Les questions de langue –y comprisla législation linguistique, le choix de la langue de l’éducation, la langue de la législation etc.– ont depuis toujours été liées à la situation politique particulière de la République chypriote établie en 1960, et plus précisément à la coexistence de deux communautés constitutives, la communauté grecque et la communauté turque et leur séparation actuelle. Comme les langues n’existent pas indépendamment de ceux qui les parlent, les deux langues communautaires ont suivi le destin de leurs locuteurs, notamment leur séparation politique et géolinguistique, et cela n’a pas été sans affecter la législation linguistique elle-même.

Du point de vue de la gestion linguistique –comme du point de vue de la gestion politique, d’ailleurs– la République chypriote a été un exemple assez précoce pour l’histoire de la reconnaissance des droits linguistiques d’une minorité (turque) et de la volonté politique de garantir un statut égal aux deux langues communautaires, bien qu’il existât entre elles une différence de poids numérique, le grec étant alors parlé par une majorité forte de 80%, le turc par une minorité de 18% de la population.

La reconnaissance du grec et du turc comme langues officielles de la République chypriote qui s’inscrit dans l’article 3 de la Constitution de 1960, fut, donc, un acte politique visant à reconnaître les deux communautés selon un principe d’équité absolu. Cette provision initiale de partage linguistique ne pouvait fonctionner que si des mesures parallèles venaient renforcer le besoin de connaître et d’utiliser les deux langues dans la pratique quotidienne : le partage quotté des positions administratives dans le service public où chypriotes d’origine grecque et chypriotes d’origine turque étaient présents selon un rapport de 7/3, devait servir ce principe d’égalité linguistique.
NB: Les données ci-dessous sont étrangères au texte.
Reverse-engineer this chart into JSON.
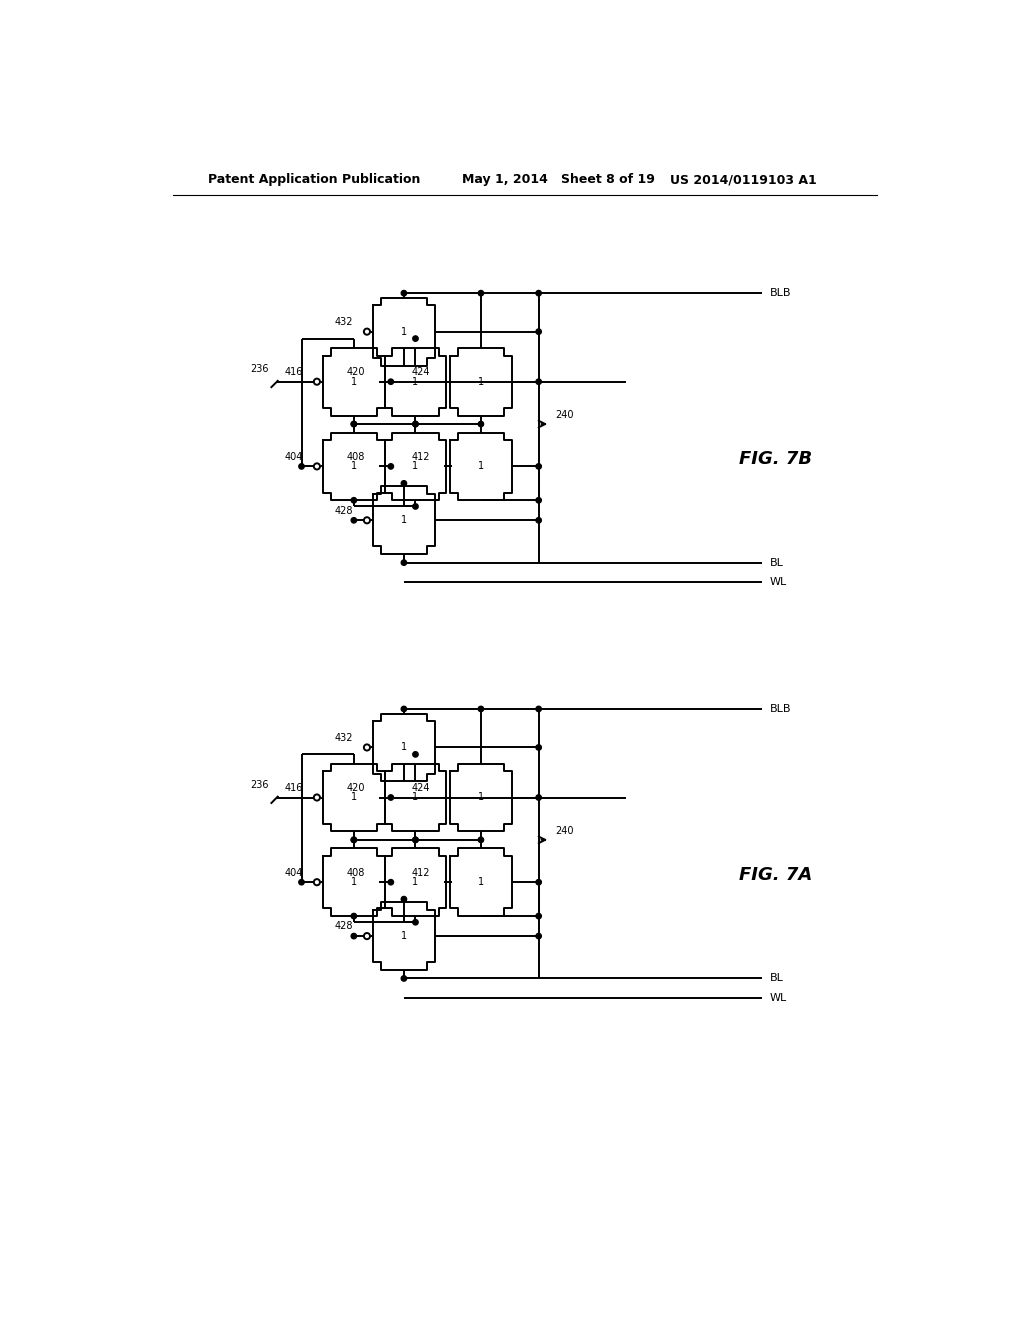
{
  "header_left": "Patent Application Publication",
  "header_mid": "May 1, 2014   Sheet 8 of 19",
  "header_right": "US 2014/0119103 A1",
  "fig7b_label": "FIG. 7B",
  "fig7a_label": "FIG. 7A",
  "bg_color": "#ffffff",
  "line_color": "#000000"
}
Cette reconnaissance se faisait, donc, sur le principe d’individualité, chaque citoyen ayant le droit de choisir la langue qu’il/elle préférait pour communiquer avec les instances administratives du service public, droit lui-même reconnu par l’article 3§8 de la Constitution.
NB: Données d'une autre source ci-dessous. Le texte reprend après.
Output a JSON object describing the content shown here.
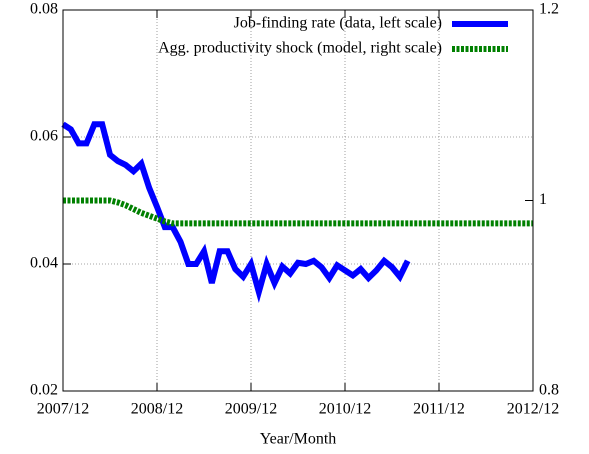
{
  "chart_data": {
    "type": "line",
    "xlabel": "Year/Month",
    "x": [
      "2007/12",
      "2008/01",
      "2008/02",
      "2008/03",
      "2008/04",
      "2008/05",
      "2008/06",
      "2008/07",
      "2008/08",
      "2008/09",
      "2008/10",
      "2008/11",
      "2008/12",
      "2009/01",
      "2009/02",
      "2009/03",
      "2009/04",
      "2009/05",
      "2009/06",
      "2009/07",
      "2009/08",
      "2009/09",
      "2009/10",
      "2009/11",
      "2009/12",
      "2010/01",
      "2010/02",
      "2010/03",
      "2010/04",
      "2010/05",
      "2010/06",
      "2010/07",
      "2010/08",
      "2010/09",
      "2010/10",
      "2010/11",
      "2010/12",
      "2011/01",
      "2011/02",
      "2011/03",
      "2011/04",
      "2011/05",
      "2011/06",
      "2011/07",
      "2011/08",
      "2011/09",
      "2011/10",
      "2011/11",
      "2011/12",
      "2012/01",
      "2012/02",
      "2012/03",
      "2012/04",
      "2012/05",
      "2012/06",
      "2012/07",
      "2012/08",
      "2012/09",
      "2012/10",
      "2012/11",
      "2012/12"
    ],
    "series": [
      {
        "name": "Job-finding rate (data, left scale)",
        "color": "#0000ff",
        "values": [
          0.062,
          0.0612,
          0.059,
          0.059,
          0.062,
          0.062,
          0.0572,
          0.0562,
          0.0556,
          0.0546,
          0.0558,
          0.052,
          0.049,
          0.0458,
          0.0458,
          0.0435,
          0.04,
          0.04,
          0.042,
          0.037,
          0.042,
          0.042,
          0.0392,
          0.038,
          0.04,
          0.0356,
          0.04,
          0.037,
          0.0396,
          0.0385,
          0.0402,
          0.04,
          0.0405,
          0.0395,
          0.0378,
          0.0398,
          0.039,
          0.0382,
          0.0392,
          0.0378,
          0.039,
          0.0405,
          0.0395,
          0.038,
          0.0405,
          null,
          null,
          null,
          null,
          null,
          null,
          null,
          null,
          null,
          null,
          null,
          null,
          null,
          null,
          null,
          null
        ]
      },
      {
        "name": "Agg. productivity shock (model, right scale)",
        "color": "#008000",
        "axis": "y2",
        "values": [
          1,
          1,
          1,
          1,
          1,
          1,
          1,
          0.998,
          0.995,
          0.991,
          0.987,
          0.984,
          0.981,
          0.978,
          0.976,
          0.976,
          0.976,
          0.976,
          0.976,
          0.976,
          0.976,
          0.976,
          0.976,
          0.976,
          0.976,
          0.976,
          0.976,
          0.976,
          0.976,
          0.976,
          0.976,
          0.976,
          0.976,
          0.976,
          0.976,
          0.976,
          0.976,
          0.976,
          0.976,
          0.976,
          0.976,
          0.976,
          0.976,
          0.976,
          0.976,
          0.976,
          0.976,
          0.976,
          0.976,
          0.976,
          0.976,
          0.976,
          0.976,
          0.976,
          0.976,
          0.976,
          0.976,
          0.976,
          0.976,
          0.976,
          0.976
        ]
      }
    ],
    "xlim": [
      "2007/12",
      "2012/12"
    ],
    "xticks": [
      "2007/12",
      "2008/12",
      "2009/12",
      "2010/12",
      "2011/12",
      "2012/12"
    ],
    "ylim": [
      0.02,
      0.08
    ],
    "yticks": [
      0.02,
      0.04,
      0.06,
      0.08
    ],
    "y2lim": [
      0.8,
      1.2
    ],
    "y2ticks": [
      0.8,
      1,
      1.2
    ],
    "grid": true,
    "legend": "top-right"
  }
}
La division géopolitique de Chypre, commencée en 1963 déjà et achevée après 1974, a eu aussi d’importantes conséquences pour la géo-démographie des deux langues officielles, leurs aires d’utilisation étant devenues alors totalement compactes : le grec est utilisé dans la partie libre, le turque dans la partie occupée. La langue turque garde son statut officiel dans la partie libre –quoique non pratiquement utilisée. Son usage officiel reste, donc, limité et emblématique et ne se rencontre plus que dans des documents officiels, actes de naissance, passeports, cartes d’identité, monnaie, etc., ou –depuis l’ouverture de la ligne de démarcation entre les deux parties en 2003– dans des documents administratives mis en circulation à l’intention des citoyens chypriotes Turcs. À l’opposé, la langue grecque dans la partie occupée n’a aucun statut officiel et sa pratique chez les quelques centaines de chypriotes Grecs qui vivent sous administration turque est surveillée voire même sanctionnée.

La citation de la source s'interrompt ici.